General Volume Requirements
One “commenter asserted that there should be a common standard to begin or maintain a TEER program and that it should not change from the existing TMVR NCD.”
“Response: We agree. Based on the comments and finalizing this decision as CED, we have finalized a common standard for all TEER programs under this NCD. Further, we have reduced the cardiac surgical volume for hospitals to ≥ 20 per year which is half of what we proposed.
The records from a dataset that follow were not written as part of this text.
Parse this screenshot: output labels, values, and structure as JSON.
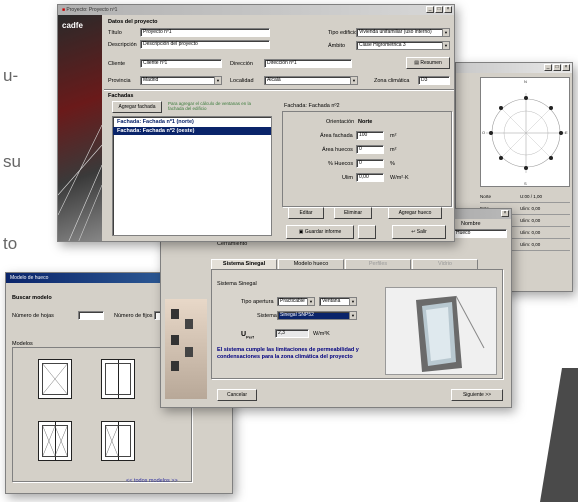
{
  "background_text": {
    "line1": "u-",
    "line2": "su",
    "line3": "to"
  },
  "main_window": {
    "title": "Proyecto: Proyecto nº1",
    "logo": "cadfe",
    "section_project": "Datos del proyecto",
    "fields": {
      "titulo_label": "Título",
      "titulo_value": "Proyecto nº1",
      "descripcion_label": "Descripción",
      "descripcion_value": "Descripción del proyecto",
      "tipo_edificio_label": "Tipo edificio",
      "tipo_edificio_value": "Vivienda unifamiliar (uso interno)",
      "ambito_label": "Ámbito",
      "ambito_value": "Clase Higrométrica 3",
      "cliente_label": "Cliente",
      "cliente_value": "Cliente nº1",
      "direccion_label": "Dirección",
      "direccion_value": "Dirección nº1",
      "provincia_label": "Provincia",
      "provincia_value": "Madrid",
      "localidad_label": "Localidad",
      "localidad_value": "Alcalá",
      "zona_label": "Zona climática",
      "zona_value": "D3"
    },
    "resumen_button": "Resumen",
    "section_facades": "Fachadas",
    "add_facade_button": "Agregar fachada",
    "add_facade_hint": "Para agregar el cálculo de ventanas en la fachada del edificio",
    "facade_items": [
      "Fachada: Fachada nº1 (norte)",
      "Fachada: Fachada nº2 (oeste)"
    ],
    "facade_props_title": "Fachada: Fachada nº2",
    "facade_props": [
      {
        "label": "Orientación",
        "value": "Norte",
        "unit": ""
      },
      {
        "label": "Área fachada",
        "value": "100",
        "unit": "m²"
      },
      {
        "label": "Área huecos",
        "value": "0",
        "unit": "m²"
      },
      {
        "label": "% Huecos",
        "value": "0",
        "unit": "%"
      },
      {
        "label": "Ulim",
        "value": "0,00",
        "unit": "W/m²·K"
      }
    ],
    "buttons": {
      "editar": "Editar",
      "eliminar": "Eliminar",
      "agregar_hueco": "Agregar hueco",
      "guardar_informe": "Guardar informe",
      "salir": "Salir"
    }
  },
  "right_window": {
    "table_rows": [
      {
        "a": "Norte",
        "b": "U:00 / 1,00"
      },
      {
        "a": "Este",
        "b": "Ulim: 0,00"
      },
      {
        "a": "Sur",
        "b": "Ulim: 0,00"
      },
      {
        "a": "Oeste",
        "b": "Ulim: 0,00"
      },
      {
        "a": "Noreste",
        "b": "Ulim: 0,00"
      }
    ],
    "rose_labels": [
      "N",
      "E",
      "S",
      "O"
    ]
  },
  "hueco_window": {
    "title": "Hueco",
    "nombre_label": "Nombre",
    "nombre_value": "Hueco",
    "section_label": "Cerramiento",
    "tabs": [
      "Sistema Sinegal",
      "Modelo hueco",
      "Perfiles",
      "Vidrio"
    ],
    "group_label": "Sistema Sinegal",
    "tipo_label": "Tipo apertura",
    "tipo_value": "Practicable",
    "tipo_value2": "Ventana",
    "sistema_label": "Sistema",
    "sistema_value": "Sinegal SNP52",
    "u_label": "U",
    "u_sub": "Perf",
    "u_value": "2,3",
    "u_unit": "W/m²K",
    "notice": "El sistema cumple las limitaciones de permeabilidad y condensaciones para la zona climática del proyecto",
    "cancel_button": "Cancelar",
    "next_button": "Siguiente >>"
  },
  "modelo_window": {
    "title": "Modelo de hueco",
    "section": "Buscar modelo",
    "num_hojas_label": "Número de hojas",
    "num_fijos_label": "Número de fijos",
    "modelos_label": "Modelos",
    "pager": "<<   todos modelos   >>"
  },
  "colors": {
    "dialog": "#d4d0c8",
    "titlebar": "#0a246a",
    "selection": "#0a246a",
    "notice_text": "#000080",
    "accent_bar": "#444444"
  },
  "icons": [
    "window-logo-icon",
    "document-icon",
    "save-icon",
    "exit-icon",
    "close-icon",
    "minimize-icon",
    "maximize-icon",
    "dropdown-arrow-icon",
    "window-profile-image"
  ]
}
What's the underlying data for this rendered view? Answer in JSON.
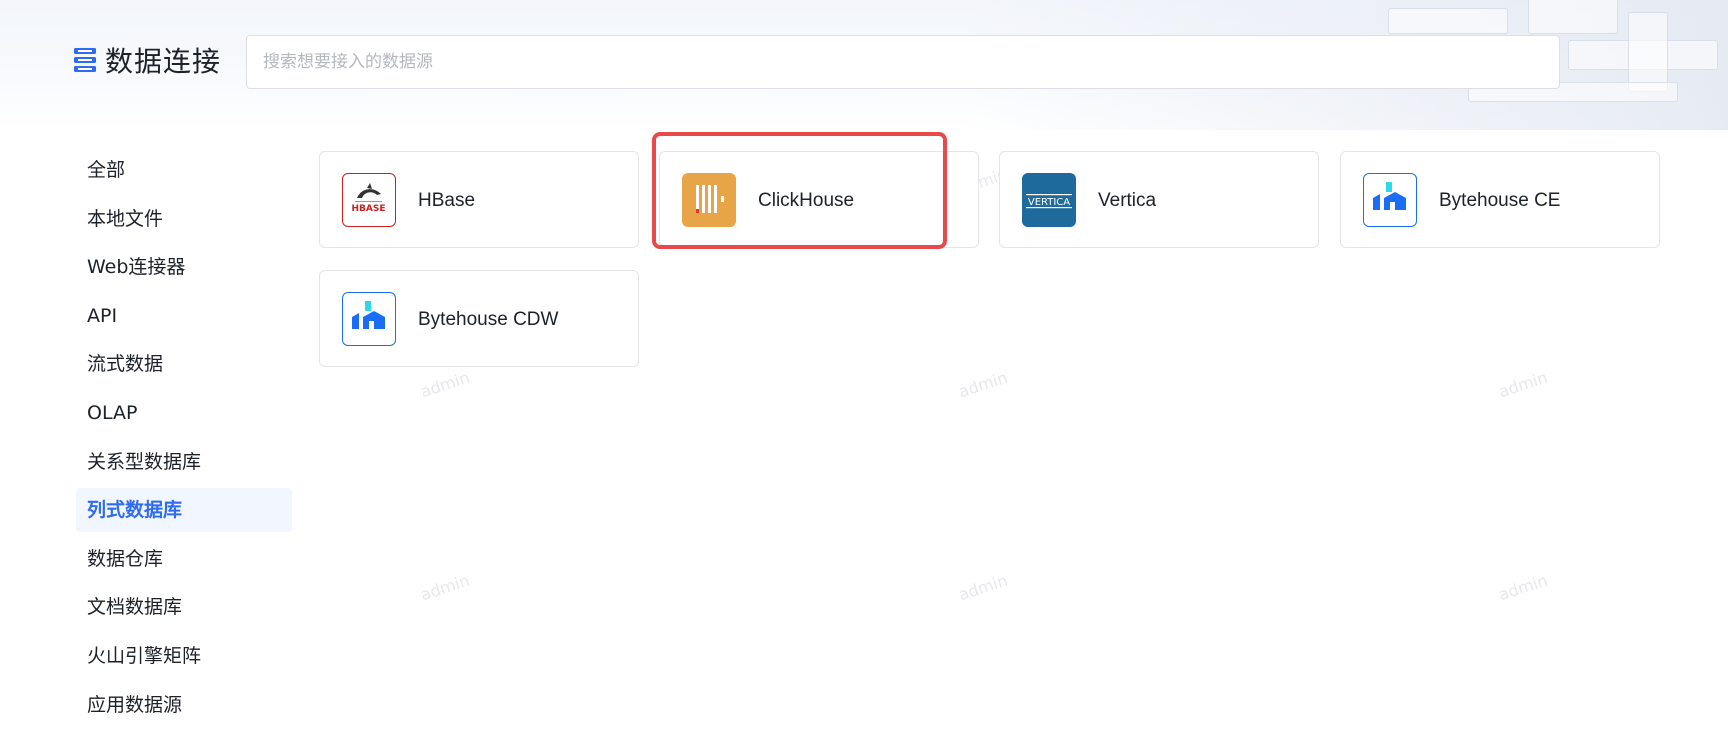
{
  "header": {
    "title": "数据连接",
    "search": {
      "placeholder": "搜索想要接入的数据源",
      "value": ""
    }
  },
  "sidebar": {
    "items": [
      {
        "label": "全部",
        "active": false
      },
      {
        "label": "本地文件",
        "active": false
      },
      {
        "label": "Web连接器",
        "active": false
      },
      {
        "label": "API",
        "active": false
      },
      {
        "label": "流式数据",
        "active": false
      },
      {
        "label": "OLAP",
        "active": false
      },
      {
        "label": "关系型数据库",
        "active": false
      },
      {
        "label": "列式数据库",
        "active": true
      },
      {
        "label": "数据仓库",
        "active": false
      },
      {
        "label": "文档数据库",
        "active": false
      },
      {
        "label": "火山引擎矩阵",
        "active": false
      },
      {
        "label": "应用数据源",
        "active": false
      }
    ]
  },
  "cards": [
    {
      "label": "HBase",
      "icon": "hbase-logo-icon"
    },
    {
      "label": "ClickHouse",
      "icon": "clickhouse-logo-icon"
    },
    {
      "label": "Vertica",
      "icon": "vertica-logo-icon"
    },
    {
      "label": "Bytehouse CE",
      "icon": "bytehouse-logo-icon"
    },
    {
      "label": "Bytehouse CDW",
      "icon": "bytehouse-logo-icon"
    }
  ],
  "icons": {
    "hbase_text": "HBASE",
    "vertica_text": "VERTICA"
  },
  "watermark_text": "admin",
  "colors": {
    "accent": "#2f6bf0",
    "active_bg": "#f2f6fe",
    "highlight": "#e8494a",
    "clickhouse": "#e8a547",
    "vertica": "#1e6a9c",
    "hbase": "#cc1f1f",
    "bytehouse_blue": "#1a6ef5",
    "bytehouse_cyan": "#2fd8e6"
  }
}
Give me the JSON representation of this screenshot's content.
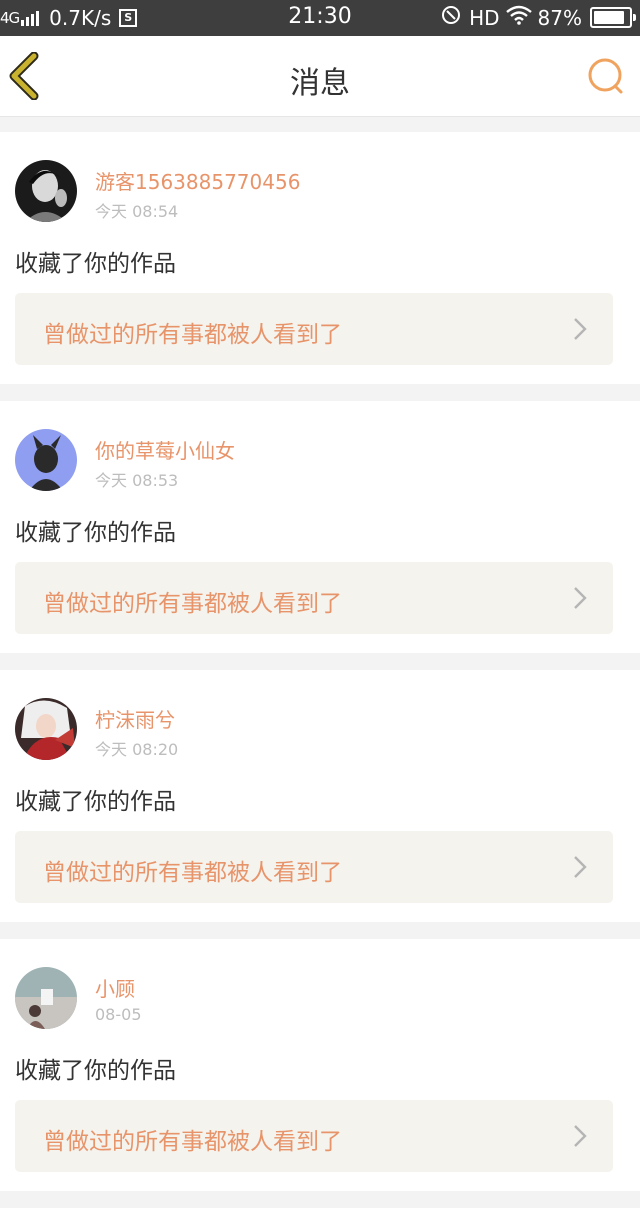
{
  "status_bar": {
    "network": "4G",
    "speed": "0.7K/s",
    "s_badge": "S",
    "time": "21:30",
    "hd": "HD",
    "battery": "87%",
    "battery_level": 0.87
  },
  "header": {
    "title": "消息"
  },
  "messages": [
    {
      "username": "游客1563885770456",
      "time": "今天 08:54",
      "action": "收藏了你的作品",
      "work_title": "曾做过的所有事都被人看到了"
    },
    {
      "username": "你的草莓小仙女",
      "time": "今天 08:53",
      "action": "收藏了你的作品",
      "work_title": "曾做过的所有事都被人看到了"
    },
    {
      "username": "柠沫雨兮",
      "time": "今天 08:20",
      "action": "收藏了你的作品",
      "work_title": "曾做过的所有事都被人看到了"
    },
    {
      "username": "小顾",
      "time": "08-05",
      "action": "收藏了你的作品",
      "work_title": "曾做过的所有事都被人看到了"
    }
  ],
  "colors": {
    "accent": "#e8946a",
    "back_icon": "#c9b22e",
    "search_icon": "#f0a35e"
  }
}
These final volume requirements reflect elements of the Expert Consensus document, our review of currently available clinical evidence, and our efforts to align with the TAVR NCD volume requirements for consistency across valve programs that perform both TEER and TAVR.
We note that evidence supports an association between procedural volumes and improved outcomes for both cardiac surgery and TEER, and we agree with the Expert Consensus document that volume requirements are appropriate to ensure good outcomes. We are finalizing this decision to include CED which requires submission of data to a qualified registry. We believe that these data will assist hospitals in assessing and improving program quality which will be valuable in closely monitoring their TEER programs and ensuring good health outcomes for Medicare patients.”
“Response: CMS supports the provision of high quality care for our beneficiaries. Evidence supports an association between procedural volumes and improved outcomes for both cardiac surgery and TEER, and CMS agrees with the Expert Consensus document that volume requirements are appropriate. Because TEER coverage under CED will require submission of data to a qualified registry, CMS believes that these data will assist hospitals in assessing and improving program quality. Therefore, CMS is finalizing lower hospital cardiac surgery volume requirements than proposed and applying this requirement for both new and existing programs. CMS agrees that ensuring patients have appropriate access to TEER is important but also recognizes that having access includes ensuring that patients have good quality care. We believe the reduced hospital surgical volume requirements and other requirements set forth in this final NCD are important to ensure Medicare beneficiaries have access to TEER in programs that deliver high quality care and achieve optimal health outcomes. The final NCD requirements reflect our intent to strike a balance between ensuring hospitals have the experience and capabilities to handle complex structural heart disease cases with an evolving evidence base while also ensuring Medicare beneficiaries have access to needed treatment.”
Sunset of TEER CED NCD
“Based on public comments, CMS is aware that stakeholders desire clarity on how long CED will be required for TEER. CMS will consider published, peer-reviewed evidence periodically, following the effective date of this NCD and reconsider the policy when appropriate. The NCD will expire 10 years from the effective date if it is not reconsidered during that time. Upon expiration, coverage will be at the discretion of the MACs.”
Moving Forward
Do you know the potential financial impact for non-compliance with the NCD changes? To help find an answer I turned to our sister company, RealTime Medicare Data (RTMD). The following tables highlights the procedure volumes, charges and payment for the Medicare Fee-for-Service (FFS) population in the RTMD foot print, which currently includes 48 states and DC. Specifically, the tables compare Medicare FFS paid claims for this procedure from January through September of 2018, 2019 and 2020.



You will note that the actual paid claims from 2019 to 2020 increased while volumes decreased. I believe the volume decrease is in part due to the COVID-19 pandemic. The increase in payment is likely due to the fact that CMS finalized regrouping this procedure from DRGs 228 and 229 (Other Cardiothoracic Procedures with MCC or without MCC respectively) to DRG 266 and 267 (Endovascular Cardiac Valve Replacement with MCC or without MCC respectively) in the FY 2020 IPPS Final Rule effective October 1, 2019. The DRG pair 266 and 267 has a higher relative weight and national average reimbursement than the DRG pair 228 and 229.
Also of note, DRGs 228 and 229 are not part of the Transfer DRG List, but DRGs 266 and 267 are both special transfer DRGs.
Not all hospitals provide this and other structural heart procedures. However, if your hospital does MMP strongly encourages you to take the time to read the entire decision memo document and provide education around the changes to all key stakeholders in your facility.
Beth Cobb
2/9/2021
This week we highlight key updates spanning from February 2nd through February 8th, 2021.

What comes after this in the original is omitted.